EduNews Magazine Summer '15/'16 | Page 21

The psychology behind puberty Most parents neglect to inform their sons that they will feel strange or become over emotional or aggressive when they reach puberty. There are reasons for these emotional changes just as for the physical changes. Explain to your son that when he feels overly emotional or sad that it is okay to be alone in his room and to gather himself, but caution against long hours spent listening to music and living a hermit’s life behind a closed bedroom door. When your son is feeling overly aggressive in any given situation, encourage him to be the better person to rather walk away; to be able to calm down and to gain perspective over the situation before a complicated and unwanted fiasco is staring him in the face.
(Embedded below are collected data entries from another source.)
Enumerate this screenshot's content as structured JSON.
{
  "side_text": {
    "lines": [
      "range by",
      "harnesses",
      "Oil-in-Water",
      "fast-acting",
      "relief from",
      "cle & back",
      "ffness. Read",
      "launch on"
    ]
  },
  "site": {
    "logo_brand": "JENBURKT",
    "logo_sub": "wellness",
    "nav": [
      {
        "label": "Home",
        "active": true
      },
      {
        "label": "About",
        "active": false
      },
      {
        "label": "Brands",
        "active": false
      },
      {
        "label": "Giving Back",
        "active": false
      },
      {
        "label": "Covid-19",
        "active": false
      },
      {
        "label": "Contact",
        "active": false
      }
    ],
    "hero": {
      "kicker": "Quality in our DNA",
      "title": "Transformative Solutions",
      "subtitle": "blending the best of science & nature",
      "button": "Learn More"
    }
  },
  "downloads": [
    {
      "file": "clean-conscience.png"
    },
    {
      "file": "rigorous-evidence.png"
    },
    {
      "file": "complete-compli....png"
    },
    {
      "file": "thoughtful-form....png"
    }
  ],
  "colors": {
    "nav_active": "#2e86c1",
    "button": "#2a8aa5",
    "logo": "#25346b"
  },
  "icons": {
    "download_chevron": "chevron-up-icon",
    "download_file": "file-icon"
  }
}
Other emotional queues to look for in your son include feelings of sensitivity, uncomfortable feelings about his physical appearance including shyness, mixing with strange crowds in order to establish his own identity, mixed emotions and conflict especially with reference to peer pressure. The big M Masturbation is a sensitive topic that is rarely discussed or even mentioned in most households. But the interesting fact is that all males in the household participate in this activity in the comfort of their private space. Masturbation is part of the male human system just like blood and hormones. Studies on male foetuses have reported that these foetuses do grab their penises from time to time in the womb. Boys start early, don’t they? The key here is to be sensitive to the topic. Toddlers usually display “touching” as part of exploration during the phallic stage of psychosexual development according to the Freudian take on development. When your hormone-loaded son seems to be more private or spending time in his room – not when he is upset – give him some time and space to explore his body and to comfort himself in the process. It will give your son more peace at heart to hear from his father that masturbation is a normal activity for a boy as long as it takes place privately. Young boys do experience some form of anxiety or guilt when they masturbate because they are scared that they will be “caught” or that their parents will walk in on them. Allow your son his personal space and time and respect it too. Remember to knock before entering a young man’s room in the future!